Однажды после бессонной ночи, когда Россол в полубреду непрестанно повторял, что непременно выйдет на прогулку и увидит небо, Дзержинский обещал Антону выполнить его желание. И выполнил! За все время существования тюрем такого случая не бывало: Дзержинский, взвалив Россола себе на спину, велев ему крепко держаться за шею, встал вместе с ним в строй перед прогулкой. На сиплый вопль смотрителя Захаркина, потрясенного неслыханной дерзостью, заключенные ответили так, что тюремное начальство в конце концов отступило.
В течение целого лета Дзержинский ежедневно выносил Россола на прогулку. Останавливаться во время прогулки было запрещено. Сорок минут Феликс Эдмундович носил Антона на спине.
К осени сердце у Дзержинского было испорчено вконец. Передают, что кто-то в ту пору сказал так:
«Если бы Дзержинский за всю свою сознательную жизнь не сделал ничего другого, кроме того, что сделал для Россола, то и тогда люди должны бы поставить ему памятник».
В тюрьме Дзержинскому подвернулась книга по истории живописи. Она его увлекла, и он стал выписывать из тюремной библиотеки одну за другой монографии, посвященные живописи и скульптуре. Со страстным, нетерпеливым, счастливым чувством погружался он в мир искусства, с которым до того, скитаясь по тюрьмам, не имел времени познакомиться.

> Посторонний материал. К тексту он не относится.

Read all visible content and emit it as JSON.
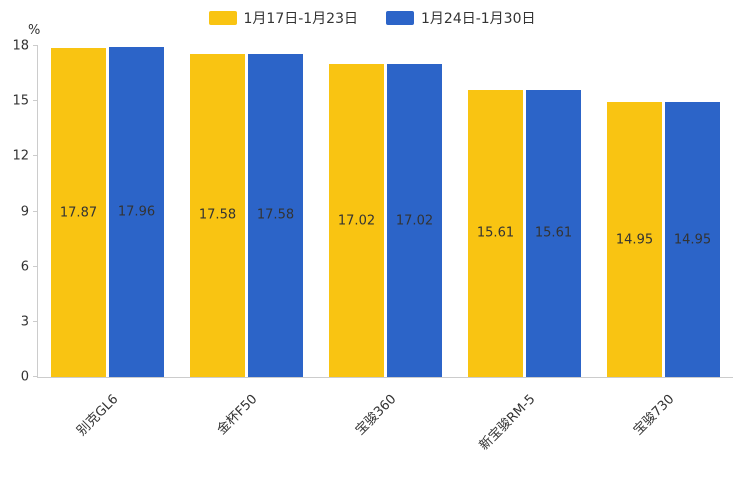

На воле он однажды провел день в знаменитой Дрезденской галерее. С этого вечера он никогда более не говорил о потрясающем все его существо искусстве живописи. Он отрубил от себя то, что влекло его с неодолимой силой. Он не умел делить себя. Не мог себе этого позволить. Когда позднее друзья говорили при нем о великих живописцах, Феликс Эдмундович в такие разговоры не вмешивался, только тень печали ложилась на его лицо.

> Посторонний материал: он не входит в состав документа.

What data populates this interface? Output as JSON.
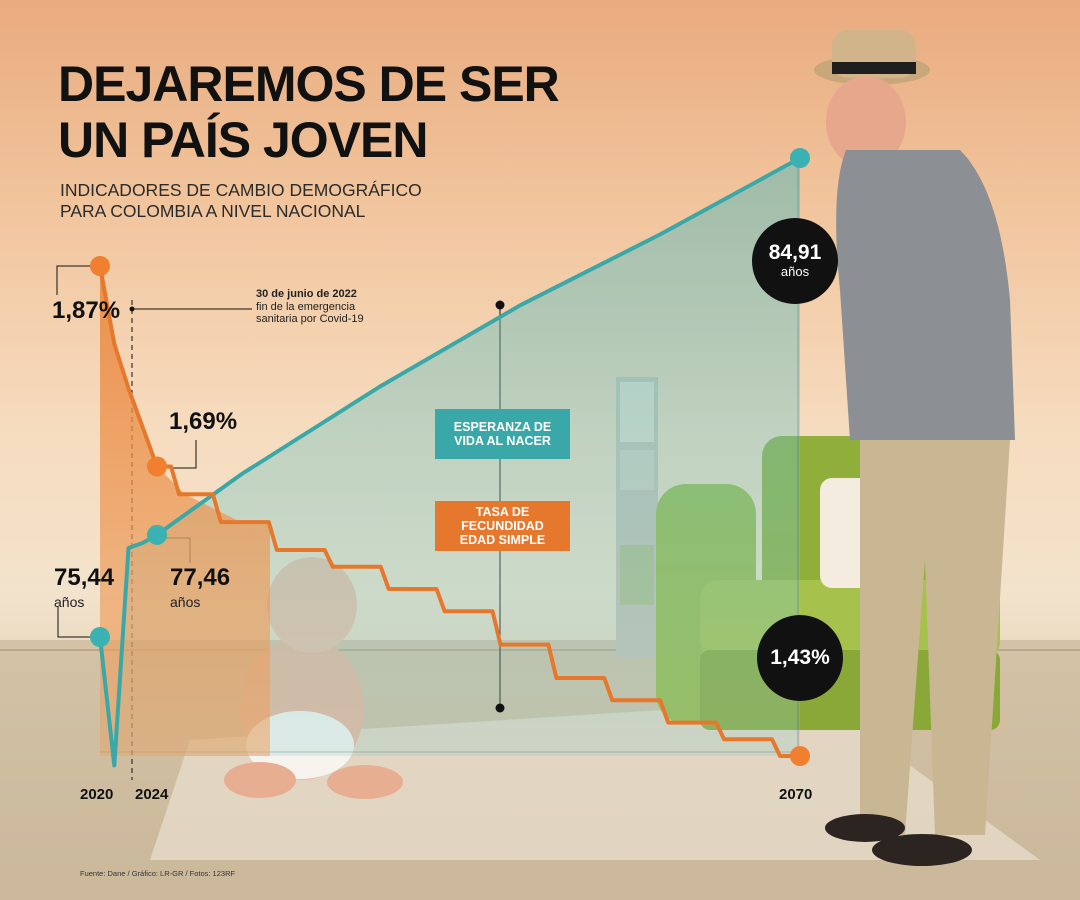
{
  "title_line1": "DEJAREMOS DE SER",
  "title_line2": "UN PAÍS JOVEN",
  "subtitle_line1": "INDICADORES DE CAMBIO DEMOGRÁFICO",
  "subtitle_line2": "PARA COLOMBIA A NIVEL NACIONAL",
  "annotation": {
    "date_bold": "30 de junio de 2022",
    "text": "fin de la emergencia sanitaria por Covid-19"
  },
  "legend": {
    "life_line1": "ESPERANZA DE",
    "life_line2": "VIDA AL NACER",
    "fert_line1": "TASA DE FECUNDIDAD",
    "fert_line2": "EDAD SIMPLE"
  },
  "labels": {
    "fert_2020": "1,87%",
    "fert_2024": "1,69%",
    "life_2020": "75,44",
    "life_2024": "77,46",
    "life_2070": "84,91",
    "fert_2070": "1,43%",
    "unit_years": "años"
  },
  "years": [
    "2020",
    "2024",
    "2070"
  ],
  "source": "Fuente: Dane / Gráfico: LR-GR / Fotos: 123RF",
  "colors": {
    "life_expectancy": "#3aa8a9",
    "fertility": "#e6782d",
    "badge": "#111111",
    "marker_fill_life": "#3ab1b2",
    "marker_fill_fert": "#f07f2f"
  },
  "chart_data": {
    "type": "line",
    "x_range": [
      2020,
      2070
    ],
    "series": [
      {
        "name": "ESPERANZA DE VIDA AL NACER",
        "x": [
          2020,
          2021,
          2022,
          2023,
          2024,
          2030,
          2040,
          2050,
          2060,
          2070
        ],
        "values": [
          75.44,
          72.9,
          77.2,
          77.3,
          77.46,
          78.65,
          80.4,
          82.0,
          83.4,
          84.91
        ]
      },
      {
        "name": "TASA DE FECUNDIDAD EDAD SIMPLE",
        "x": [
          2020,
          2021,
          2022,
          2024,
          2026,
          2030,
          2034,
          2038,
          2042,
          2046,
          2050,
          2054,
          2058,
          2062,
          2066,
          2070
        ],
        "values": [
          1.87,
          1.8,
          1.76,
          1.69,
          1.665,
          1.64,
          1.615,
          1.6,
          1.58,
          1.56,
          1.53,
          1.5,
          1.48,
          1.46,
          1.445,
          1.43
        ]
      }
    ]
  }
}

А одному товарищу, который уже после революции припомнил, как Дзержинский по многу часов читал книги об искусстве, Феликс Эдмундович ответил скороговоркой:
— Да, да… Но только тысячи беспризорных детей умирают от голода и сыпного тифа…
Луначарскому он сказал в те дни:
— Я хочу бросить некоторую часть моих личных сил, а главное сил ВЧК, на борьбу с детской беспризорностью… Я пришел к этому выводу… исходя из двух соображений. Во-первых, это же ужасное бедствие. Ведь когда смотришь на детей, так не можешь не думать — всё для них. Плоды революции — не нам, а им. А между тем сколько их искалечено борьбой и нуждой! Тут надо прямо-таки броситься на помощь, как если бы мы видели утопающих детей… Я хотел бы стать сам во главе этой комиссии. Я хочу реально включить в работу и аппарат ВЧК. Я думаю, что наш аппарат один из наиболее четко работающих. Его разветвления есть повсюду. С ним считаются, его побаиваются. А между тем даже в таком деле, как спасение и снабжение детей, встречаются и халатность и даже хищничество… Я думаю: отчего не использовать наш боевой аппарат для борьбы с такой бедой, как беспризорность? Тут нужны большая четкость, быстрота и энергия. Нужен контроль, нужно постоянно побуждать, тормошить. Думаю, мы всего этого достигнем.
Знаменитое письмо Дзержинского всем чрезвычайным комиссиям кончается удивительными словами:
«Забота о детях есть лучшее средство истребления контрреволюции».
В 1921 году Дзержинский находил время бывать в детских больницах и приютах. И бывал там, разумеется, не как почетный гость, которому показывают казовую сторону, а как Дзержинский.
Вот запись из его блокнота: «Вобла, рыба — гнилые. Сливочное масло — испорчено. Жалоб в центр не имеют права подавать».